Die im Dunkeln sieht man nicht

Von einem seltsamen Phänomen gilt es zu berichten, das sich immer öfter in Mietshäusern zuträgt. Es ist eine Art freiwilliger Umnachtung, selbst bei hellstem Sonnenschein.

Wenn in unserem Viertel neue Mieter einziehen, bemerkt man immer öfter, daß sie selbst am hellichten Tag die Rolläden geschlossen halten. Eine junge Frau etwa sitzt auf ihrem Balkon, um sich zu sonnen, aber die Rolläden hinter ihr sind geschlossen. Die Sonne darf auf sie fallen, aber nicht in ihre Wohnung.
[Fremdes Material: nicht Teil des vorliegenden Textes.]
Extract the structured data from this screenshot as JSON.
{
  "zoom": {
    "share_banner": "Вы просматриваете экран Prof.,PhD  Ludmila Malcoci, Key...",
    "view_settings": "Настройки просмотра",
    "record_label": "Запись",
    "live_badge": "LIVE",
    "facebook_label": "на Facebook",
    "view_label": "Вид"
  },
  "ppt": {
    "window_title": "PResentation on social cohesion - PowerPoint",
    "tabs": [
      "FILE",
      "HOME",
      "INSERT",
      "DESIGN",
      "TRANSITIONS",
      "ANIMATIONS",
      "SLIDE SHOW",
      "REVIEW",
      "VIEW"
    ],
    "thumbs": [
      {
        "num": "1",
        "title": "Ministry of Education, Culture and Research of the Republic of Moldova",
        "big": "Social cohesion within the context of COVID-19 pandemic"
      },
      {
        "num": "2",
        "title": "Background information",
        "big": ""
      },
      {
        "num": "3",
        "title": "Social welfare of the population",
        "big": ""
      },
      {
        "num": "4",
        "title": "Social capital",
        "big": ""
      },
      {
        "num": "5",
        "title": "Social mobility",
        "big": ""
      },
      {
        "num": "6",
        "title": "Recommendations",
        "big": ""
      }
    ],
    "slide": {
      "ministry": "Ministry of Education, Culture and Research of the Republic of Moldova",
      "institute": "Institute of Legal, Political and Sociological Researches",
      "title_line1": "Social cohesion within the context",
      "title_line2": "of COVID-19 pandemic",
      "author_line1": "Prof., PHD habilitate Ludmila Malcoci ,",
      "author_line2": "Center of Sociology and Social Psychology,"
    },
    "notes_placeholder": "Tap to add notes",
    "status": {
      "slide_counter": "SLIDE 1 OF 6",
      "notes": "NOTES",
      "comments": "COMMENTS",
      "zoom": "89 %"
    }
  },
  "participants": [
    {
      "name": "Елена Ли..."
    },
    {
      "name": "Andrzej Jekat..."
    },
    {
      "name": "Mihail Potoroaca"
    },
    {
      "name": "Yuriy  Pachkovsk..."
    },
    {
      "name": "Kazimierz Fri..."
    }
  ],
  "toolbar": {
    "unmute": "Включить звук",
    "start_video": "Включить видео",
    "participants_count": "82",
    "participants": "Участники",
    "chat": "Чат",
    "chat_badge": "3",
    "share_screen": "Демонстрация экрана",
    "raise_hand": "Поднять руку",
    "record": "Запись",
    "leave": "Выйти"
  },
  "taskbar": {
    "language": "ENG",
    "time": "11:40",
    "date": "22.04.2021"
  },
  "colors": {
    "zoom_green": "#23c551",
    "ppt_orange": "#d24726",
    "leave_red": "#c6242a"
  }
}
Wäre das ein Schutz gegen die störende Sonneneinstrahlung, könnte man es ja verstehen, aber auch bei einer geschlossenen Wolkendecke bleiben die Rolläden unten. Warum? Hat sie etwas zu verbergen? Hat sich hier etwa (so hätte man in den 70er Jahren gefragt) eine Terroristin einquartiert?

Aber nein, es sind ganz normale Familien, begütert oder weniger begütert, mit und ohne Migrationshintergrund, jung und alt. Gemeinsam haben sie nur, daß sie uns nicht einmal einen Blick auf ihre Gardinen gestatten wollen.

Warum? Das weiß der Himmel. Sind sie vielleicht paranoid? Fühlen sie sich von den Augen ihrer Nachbarn verfolgt? Niemand weiß es.

Es ist jedenfalls ein neues Phänomen, das dringend auf seine soziopsychologische Erforschung wartet.